Oher allegedly increased the monetary amount he was demanding from the Tuohys in another text, which read: "It was 10 million now I want 15 after taxes."

The former NFL star, who played a total of eight seasons in the pro football league, claims the Tuohys took advantage of him and turned his life story into a box office hit that was nominated for the best picture Oscar, depriving him of millions in the process.

The Tuohy family denies Oher's allegations and, according to court documents they filed in November, they claim any money from the movie was divided equally among each family member, including Oher and the Tuohy's two biological children. They say he was paid a little more than $138,000 in total over 10 payments.

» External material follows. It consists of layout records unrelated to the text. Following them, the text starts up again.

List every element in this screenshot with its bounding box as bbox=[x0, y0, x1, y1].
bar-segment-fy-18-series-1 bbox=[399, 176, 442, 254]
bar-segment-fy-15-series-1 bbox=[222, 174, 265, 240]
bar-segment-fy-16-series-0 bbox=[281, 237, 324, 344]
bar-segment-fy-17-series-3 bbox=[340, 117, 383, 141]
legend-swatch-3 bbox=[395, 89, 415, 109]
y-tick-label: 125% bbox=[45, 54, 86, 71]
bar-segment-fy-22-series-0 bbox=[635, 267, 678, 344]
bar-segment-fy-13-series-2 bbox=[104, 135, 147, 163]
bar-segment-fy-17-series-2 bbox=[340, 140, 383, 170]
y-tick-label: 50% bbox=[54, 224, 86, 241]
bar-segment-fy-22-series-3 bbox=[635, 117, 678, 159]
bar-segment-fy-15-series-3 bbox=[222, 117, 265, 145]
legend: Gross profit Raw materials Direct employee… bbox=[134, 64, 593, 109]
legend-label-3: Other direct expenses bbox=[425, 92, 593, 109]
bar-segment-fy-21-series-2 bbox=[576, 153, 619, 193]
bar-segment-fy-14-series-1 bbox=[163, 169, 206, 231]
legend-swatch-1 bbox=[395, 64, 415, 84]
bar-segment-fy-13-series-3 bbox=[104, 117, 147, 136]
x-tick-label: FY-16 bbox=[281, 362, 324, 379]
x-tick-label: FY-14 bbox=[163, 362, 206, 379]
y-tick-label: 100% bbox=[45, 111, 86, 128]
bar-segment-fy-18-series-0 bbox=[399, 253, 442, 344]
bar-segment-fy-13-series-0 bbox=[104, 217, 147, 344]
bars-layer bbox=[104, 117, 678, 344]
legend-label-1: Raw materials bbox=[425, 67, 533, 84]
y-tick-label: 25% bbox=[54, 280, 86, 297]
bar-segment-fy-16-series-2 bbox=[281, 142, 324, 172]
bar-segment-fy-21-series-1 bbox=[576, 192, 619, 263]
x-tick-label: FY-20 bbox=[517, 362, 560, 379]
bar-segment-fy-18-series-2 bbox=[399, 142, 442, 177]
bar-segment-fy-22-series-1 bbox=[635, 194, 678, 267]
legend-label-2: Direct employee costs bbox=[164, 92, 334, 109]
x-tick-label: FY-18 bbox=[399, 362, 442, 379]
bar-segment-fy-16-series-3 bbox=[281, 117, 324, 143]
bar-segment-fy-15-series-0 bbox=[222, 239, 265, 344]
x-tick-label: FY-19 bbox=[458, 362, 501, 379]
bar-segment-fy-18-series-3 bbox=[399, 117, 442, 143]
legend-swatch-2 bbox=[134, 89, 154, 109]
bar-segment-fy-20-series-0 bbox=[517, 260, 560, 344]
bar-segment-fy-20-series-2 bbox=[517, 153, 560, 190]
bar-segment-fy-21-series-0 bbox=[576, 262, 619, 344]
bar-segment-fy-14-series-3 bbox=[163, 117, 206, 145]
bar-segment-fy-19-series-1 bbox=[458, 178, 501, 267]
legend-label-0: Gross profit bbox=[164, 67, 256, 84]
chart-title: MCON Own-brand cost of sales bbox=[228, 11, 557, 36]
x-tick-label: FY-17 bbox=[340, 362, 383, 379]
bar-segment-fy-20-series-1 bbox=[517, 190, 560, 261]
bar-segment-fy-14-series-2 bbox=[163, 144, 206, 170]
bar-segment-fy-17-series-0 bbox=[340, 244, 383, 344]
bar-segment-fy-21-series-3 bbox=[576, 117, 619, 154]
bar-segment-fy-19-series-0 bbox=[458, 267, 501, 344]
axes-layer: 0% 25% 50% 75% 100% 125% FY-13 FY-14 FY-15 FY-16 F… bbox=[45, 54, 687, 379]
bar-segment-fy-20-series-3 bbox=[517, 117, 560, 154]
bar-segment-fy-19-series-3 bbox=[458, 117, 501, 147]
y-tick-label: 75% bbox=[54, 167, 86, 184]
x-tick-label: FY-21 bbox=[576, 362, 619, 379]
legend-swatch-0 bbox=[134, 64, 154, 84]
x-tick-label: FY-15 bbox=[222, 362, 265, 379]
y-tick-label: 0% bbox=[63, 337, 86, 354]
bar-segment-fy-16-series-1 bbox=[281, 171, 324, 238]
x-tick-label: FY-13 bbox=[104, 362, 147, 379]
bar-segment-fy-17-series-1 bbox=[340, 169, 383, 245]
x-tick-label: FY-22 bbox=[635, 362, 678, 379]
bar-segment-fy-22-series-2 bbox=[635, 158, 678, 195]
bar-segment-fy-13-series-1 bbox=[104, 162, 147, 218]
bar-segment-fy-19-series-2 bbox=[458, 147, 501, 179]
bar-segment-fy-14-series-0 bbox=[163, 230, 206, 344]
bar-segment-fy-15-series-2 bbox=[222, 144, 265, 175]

Oher, now 37, first made headlines in August when he alleged that the Tuohys tricked him into signing what he thought were adoption papers when he was 18, but which he says was in fact a conservatorship that gave the couple control over his finances.

A Tennessee judge subsequently ended that nearly 20-year conservatorship in September.

In response to a "Good Morning America" request for comment, a representative for Oher provided a statement from him, which declared: "Like I have said before, I have faith in the court system, so for now I will leave what has to be said through that process. My objections to the claims made are in the filing."

A similar "Good Morning America" request for comment sent to attorneys for the Tuohys had not received a response by time of publication.